The movie that both Broadway fans and film buffs agree is terrible hit theaters this month.
Dear Evan Hansen, a musical-turned-film about a lonely high school senior with crippling anxiety who exploits his classmate’s suicide for fame, popularity, and to date the deceased’s sister.
The movie received a devastating 30% on Rotten Tomatoes, and the reviews were less than satisfactory.
Evan could be classified as a sociopath; he relishes the benefits of a simple misunderstanding regarding Connor’s suicide and uses them to infiltrate Connor’s family’s home, giving speeches and fabricating emails to make himself seem like Connor’s best friend.
28-year-old lead Ben Platt was received with less-than-ideal criticism.
Reviewers called him a “man-child,” and Jeanette Catsoulis from New York Times called Platt “as unconvincing a high-school senior as John Travolta was in ‘Grease.’”
This isn’t the first time grown men and women have been cast for children on national TV.
The CW’s 2018 smash hit Riverdale featured 24-year-old KJ Apa as Archie Andrews, with 29-year-old Cole Sprouse as side character Jughead Jones.
Platt, who played the original Evan Hansen in the musical’s 2016 debut, seemed an ideal candidate to helm Evan’s 2021 comeback.
However, in the movie, his cakey age-reversing makeup gives him away to any audience.
Platt’s last performance as the on-stage Hansen was November 19, 2017. Since then, he’s gone underground as his successors, including the much younger-looking Jordan Fisher, took the stage and the Broadway run ended.
Critics wonder why other Evans, such as Fisher, weren’t considered for the lead, especially since several of them are many years younger than Platt.
In her New York Times review, Catsoulis cites Platt’s father Marc Platt as one of the movie’s producers; it can be inferred that the senior Platt had an influence in the casting decisions.
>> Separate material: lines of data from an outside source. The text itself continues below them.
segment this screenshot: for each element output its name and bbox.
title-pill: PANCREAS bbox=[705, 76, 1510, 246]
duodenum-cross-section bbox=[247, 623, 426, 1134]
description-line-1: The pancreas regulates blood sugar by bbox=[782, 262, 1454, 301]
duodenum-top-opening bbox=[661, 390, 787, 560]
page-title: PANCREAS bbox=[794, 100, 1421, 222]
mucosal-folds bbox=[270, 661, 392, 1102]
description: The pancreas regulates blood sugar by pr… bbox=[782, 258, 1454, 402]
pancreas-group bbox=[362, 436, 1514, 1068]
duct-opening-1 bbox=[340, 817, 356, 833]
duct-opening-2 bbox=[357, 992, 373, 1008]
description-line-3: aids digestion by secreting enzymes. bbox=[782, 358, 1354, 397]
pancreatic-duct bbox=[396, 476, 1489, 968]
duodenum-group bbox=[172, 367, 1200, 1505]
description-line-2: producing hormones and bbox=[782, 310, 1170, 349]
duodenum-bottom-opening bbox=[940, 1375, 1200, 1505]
There’s a big difference between the ages of 17 and 23, but the gap between the late teens and slouching toward thirty-something is practically a chasm, especially when Platt portrays it.
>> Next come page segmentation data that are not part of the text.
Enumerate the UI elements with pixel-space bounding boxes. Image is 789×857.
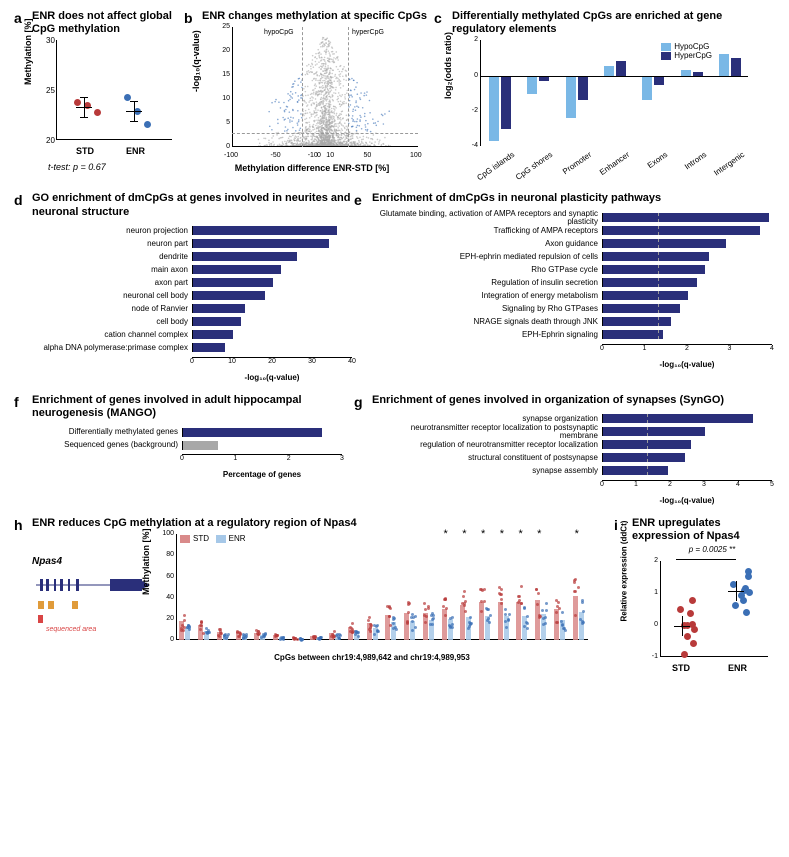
panel-b-hyper-label: hyperCpG (352, 29, 384, 36)
panel-i-xlabel-std: STD (672, 663, 690, 673)
panel-h-xtitle: CpGs between chr19:4,989,642 and chr19:4… (152, 653, 592, 662)
panel-letter-b: b (184, 10, 193, 26)
panel-e-title: Enrichment of dmCpGs in neuronal plastic… (372, 192, 774, 205)
panel-b: b ENR changes methylation at specific Cp… (184, 10, 434, 167)
panel-a-ytitle: Methylation [%] (23, 19, 33, 86)
panel-c: c Differentially methylated CpGs are enr… (434, 10, 764, 180)
panel-a: a ENR does not affect global CpG methyla… (14, 10, 184, 172)
panel-h: h ENR reduces CpG methylation at a regul… (14, 517, 614, 664)
panel-h-chart: STD ENR Methylation [%] 020406080100 ***… (152, 534, 592, 664)
panel-i-title: ENR upregulates expression of Npas4 (632, 517, 774, 543)
panel-c-ytitle: log₂(odds ratio) (443, 32, 453, 99)
gene-svg (32, 567, 152, 627)
panel-i-chart: p = 0.0025 ** Relative expression (ddCt)… (632, 547, 772, 677)
panel-f-title: Enrichment of genes involved in adult hi… (32, 394, 354, 420)
panel-b-title: ENR changes methylation at specific CpGs (202, 10, 434, 23)
panel-letter-c: c (434, 10, 442, 26)
panel-d-xtitle: -log₁₀(q-value) (192, 373, 352, 382)
panel-letter-i: i (614, 517, 618, 533)
panel-i-pval: p = 0.0025 ** (652, 545, 772, 554)
panel-h-ytitle: Methylation [%] (141, 529, 151, 596)
panel-letter-d: d (14, 192, 23, 208)
panel-i: i ENR upregulates expression of Npas4 p … (614, 517, 774, 677)
panel-f: f Enrichment of genes involved in adult … (14, 394, 354, 479)
panel-letter-h: h (14, 517, 23, 533)
panel-e-xtitle: -log₁₀(q-value) (602, 360, 772, 369)
volcano-svg (233, 27, 418, 146)
sequenced-area-label: sequenced area (46, 626, 96, 633)
panel-h-title: ENR reduces CpG methylation at a regulat… (32, 517, 357, 529)
panel-b-xtitle: Methylation difference ENR-STD [%] (202, 163, 422, 173)
panel-g-title: Enrichment of genes involved in organiza… (372, 394, 774, 407)
panel-a-chart: Methylation [%] 202530 STD ENR (32, 40, 172, 160)
panel-b-hypo-label: hypoCpG (264, 29, 294, 36)
panel-a-ttest: t-test: p = 0.67 (48, 162, 184, 172)
panel-a-xlabel-std: STD (76, 146, 94, 156)
panel-c-title: Differentially methylated CpGs are enric… (452, 10, 764, 36)
gene-name: Npas4 (32, 556, 152, 567)
panel-letter-g: g (354, 394, 363, 410)
panel-f-xtitle: Percentage of genes (182, 470, 342, 479)
panel-g: g Enrichment of genes involved in organi… (354, 394, 774, 505)
panel-d: d GO enrichment of dmCpGs at genes invol… (14, 192, 354, 381)
panel-a-title: ENR does not affect global CpG methylati… (32, 10, 184, 36)
panel-e: e Enrichment of dmCpGs in neuronal plast… (354, 192, 774, 368)
panel-i-ytitle: Relative expression (ddCt) (620, 521, 629, 622)
panel-letter-e: e (354, 192, 362, 208)
panel-b-chart: -log₁₀(q-value) 0510152025-100-50-100105… (202, 27, 422, 167)
panel-i-xlabel-enr: ENR (728, 663, 747, 673)
panel-c-chart: log₂(odds ratio) HypoCpG HyperCpG -4-202… (452, 40, 752, 180)
gene-model: Npas4 sequenced area (32, 556, 152, 626)
panel-g-xtitle: -log₁₀(q-value) (602, 496, 772, 505)
panel-b-ytitle: -log₁₀(q-value) (191, 30, 201, 92)
panel-letter-a: a (14, 10, 22, 26)
panel-d-title: GO enrichment of dmCpGs at genes involve… (32, 192, 354, 218)
panel-a-xlabel-enr: ENR (126, 146, 145, 156)
panel-letter-f: f (14, 394, 19, 410)
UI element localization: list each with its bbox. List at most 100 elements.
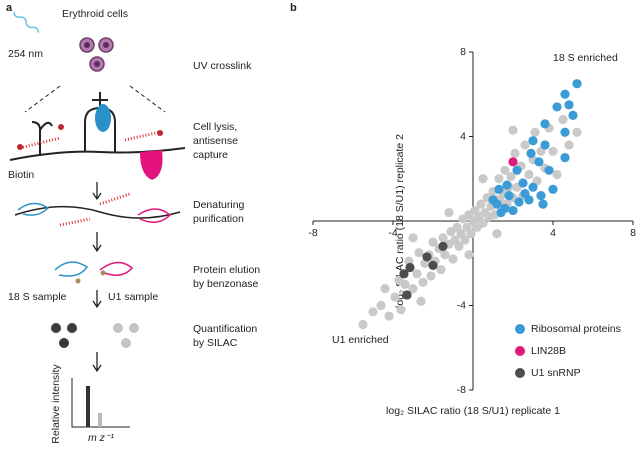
point <box>552 169 562 180</box>
point <box>460 235 470 245</box>
point <box>478 174 488 184</box>
cells-label: Erythroid cells <box>62 8 128 20</box>
point <box>436 264 446 275</box>
point <box>416 296 426 306</box>
point <box>568 110 578 120</box>
legend-swatch <box>515 368 525 378</box>
y-axis-label: log₂ SILAC ratio (18 S/U1) replicate 2 <box>394 134 406 308</box>
point <box>530 127 540 137</box>
wavelength: 254 nm <box>8 48 43 60</box>
arrow <box>92 290 102 309</box>
point <box>376 300 386 311</box>
step-label: antisense <box>193 135 238 147</box>
point <box>500 165 510 175</box>
legend-swatch <box>515 346 525 356</box>
point <box>534 157 544 167</box>
zoom-lines <box>24 85 166 113</box>
point <box>390 292 400 302</box>
point <box>520 188 530 199</box>
x-tick-label: -4 <box>388 227 397 239</box>
point <box>518 178 528 188</box>
y-tick-label: -8 <box>457 384 466 396</box>
point <box>508 205 518 216</box>
point <box>520 140 530 150</box>
spectrum-bar <box>98 413 102 427</box>
step-label: Quantification <box>193 323 257 335</box>
point <box>428 237 438 247</box>
point <box>488 195 498 205</box>
point <box>438 233 448 243</box>
point <box>558 115 568 125</box>
protein <box>95 104 111 132</box>
point <box>496 207 506 218</box>
point <box>408 284 418 294</box>
x-axis-label: log₂ SILAC ratio (18 S/U1) replicate 1 <box>386 405 560 417</box>
point <box>512 165 522 175</box>
point <box>564 100 574 110</box>
point <box>528 182 538 192</box>
point <box>504 191 514 201</box>
point <box>494 174 504 184</box>
y-tick-label: 8 <box>460 46 466 58</box>
point <box>426 271 436 281</box>
arrow <box>92 232 102 253</box>
step-label: UV crosslink <box>193 60 252 72</box>
point <box>438 241 448 251</box>
annotation: 18 S enriched <box>553 52 618 64</box>
step-label: Denaturing <box>193 199 245 211</box>
biotin-label: Biotin <box>8 169 34 181</box>
point <box>402 290 412 300</box>
point <box>414 248 424 258</box>
x-tick-label: -8 <box>308 227 317 239</box>
spectrum-x-label: m z⁻¹ <box>88 432 114 444</box>
protein <box>140 150 163 180</box>
arrow <box>92 182 102 201</box>
point <box>444 207 454 218</box>
point <box>528 136 538 146</box>
point <box>552 102 562 112</box>
point <box>408 233 418 243</box>
point <box>492 229 502 239</box>
point <box>494 184 504 194</box>
point <box>412 269 422 279</box>
point <box>476 199 486 209</box>
point <box>466 229 476 239</box>
probe <box>19 130 161 150</box>
point <box>384 311 394 321</box>
y-tick-label: -4 <box>457 299 466 311</box>
step-label: Cell lysis, <box>193 121 237 133</box>
point <box>536 191 546 201</box>
sample-label: U1 sample <box>108 291 158 303</box>
point <box>560 153 570 163</box>
steps: UV crosslink Cell lysis, antisense capture D… <box>193 60 260 349</box>
point <box>464 250 474 260</box>
point <box>380 284 390 294</box>
point <box>540 119 550 129</box>
point <box>572 79 582 89</box>
point <box>508 125 518 135</box>
point <box>396 305 406 315</box>
point <box>524 169 534 180</box>
point <box>440 250 450 260</box>
point <box>358 319 368 330</box>
point <box>418 277 428 287</box>
step-label: by benzonase <box>193 278 259 290</box>
y-tick-label: 4 <box>460 130 466 142</box>
point <box>508 157 518 167</box>
legend-label: LIN28B <box>531 345 566 357</box>
point <box>560 127 570 137</box>
x-tick-label: 4 <box>550 227 556 239</box>
point <box>544 165 554 175</box>
point <box>540 140 550 150</box>
point <box>502 180 512 190</box>
point <box>399 269 409 279</box>
spectrum-bar <box>86 386 90 427</box>
scatter-plot: -8 -4 4 8 -8 -4 4 8 log₂ SILAC ratio (18 S/U1) r… <box>308 46 636 417</box>
point <box>526 148 536 158</box>
sample-label: 18 S sample <box>8 291 67 303</box>
point <box>400 279 410 289</box>
legend-label: Ribosomal proteins <box>531 323 621 335</box>
point <box>560 89 570 99</box>
point <box>448 254 458 264</box>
But the difference between the the movie’s receival and the musical’s receival begs the question: what’s so different between the two?
The beloved 2016 musical was praised by all audiences, earning a Critics’ Pick from New York Times.
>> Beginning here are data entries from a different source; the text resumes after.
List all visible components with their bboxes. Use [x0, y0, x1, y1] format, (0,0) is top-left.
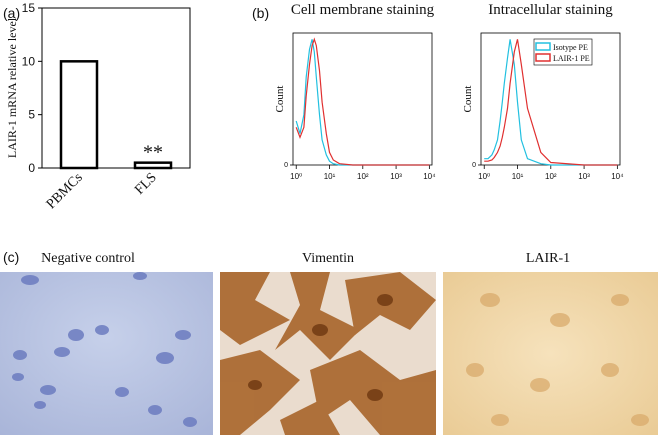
histogram-line	[484, 39, 618, 166]
histogram-line	[484, 39, 618, 166]
y-tick-label: 10	[22, 54, 36, 68]
micrograph	[443, 272, 658, 435]
y-tick-label: 0	[472, 162, 476, 169]
y-tick-label: 5	[28, 108, 35, 122]
histogram-line	[295, 39, 430, 166]
image-title: Negative control	[41, 251, 135, 266]
micrograph	[0, 272, 213, 435]
image-title: Vimentin	[302, 251, 354, 266]
image-title: LAIR-1	[526, 251, 570, 266]
legend-label: Isotype PE	[553, 43, 588, 52]
x-tick-label: PBMCs	[44, 170, 86, 212]
x-tick-label: 10²	[545, 172, 557, 181]
y-tick-label: 0	[28, 161, 35, 175]
micrograph	[220, 272, 436, 435]
y-tick-label: 0	[284, 162, 288, 169]
chart-title: Intracellular staining	[488, 2, 613, 18]
histogram-line	[295, 37, 430, 166]
panel-label: (b)	[252, 5, 269, 21]
x-tick-label: 10⁰	[478, 172, 490, 181]
axes-frame	[41, 7, 191, 169]
x-tick-label: 10¹	[512, 172, 524, 181]
chart-title: Cell membrane staining	[291, 2, 435, 18]
x-tick-label: 10⁴	[611, 172, 624, 181]
annotation: **	[143, 142, 163, 164]
x-tick-label: FLS	[132, 170, 160, 198]
x-tick-label: 10²	[357, 172, 369, 181]
legend-swatch	[535, 42, 551, 51]
y-axis-label: Count	[274, 86, 286, 113]
bar	[59, 60, 99, 170]
legend-swatch	[535, 53, 551, 62]
bar	[133, 161, 173, 170]
legend-label: LAIR-1 PE	[553, 54, 590, 63]
y-axis-label: Count	[462, 86, 474, 113]
x-tick-label: 10⁴	[423, 172, 436, 181]
panel-label: (a)	[3, 5, 20, 21]
panel-label: (c)	[3, 249, 19, 265]
y-tick-label: 15	[22, 1, 36, 15]
x-tick-label: 10³	[390, 172, 402, 181]
x-tick-label: 10¹	[324, 172, 336, 181]
x-tick-label: 10³	[578, 172, 590, 181]
x-tick-label: 10⁰	[290, 172, 302, 181]
y-axis-label: LAIR-1 mRNA relative level	[5, 17, 19, 158]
Robert Daniels, an acclaimed movie reviewer, noted in his review that acting can appear different on stage from in a film.
“Platt reprising his role, on the other hand, is the least of the film’s problems: his character is threadbare, and there’s no amount of experience that can add depth to Evan. His task is made all the more challenging because Evan isn’t a likable character,” Daniels wrote, giving the film 1 of 5 stars.
He also wrote that the film showed a lack of pathos, taking away the intended meaning of the musical to create an artificial, almost robot-like movie adaptation.
Daniels also cites scenes in the movie that weren’t scripted in the musical, more specifically Evan’s filming of Connor’s singing in a group therapy session.
“Who videotapes a group therapy session?” he writes.
“Who then sends that footage? It’s blatant emotional manipulation on the part of the film.”
Director Stephen Chbosky’s film concerns itself solely with pulling at heartstrings, and then, in Daniels’s words, “stamping them into the saccharine ground.”
Though the musical is regarded as a work of art, but the movie falls in the same black hole as Cats, showing viewers that some franchises are made to be left alone.
Dear Evan Hansen is a terrible, misbegotten movie with too little self-awareness to care how out of tune it sounds.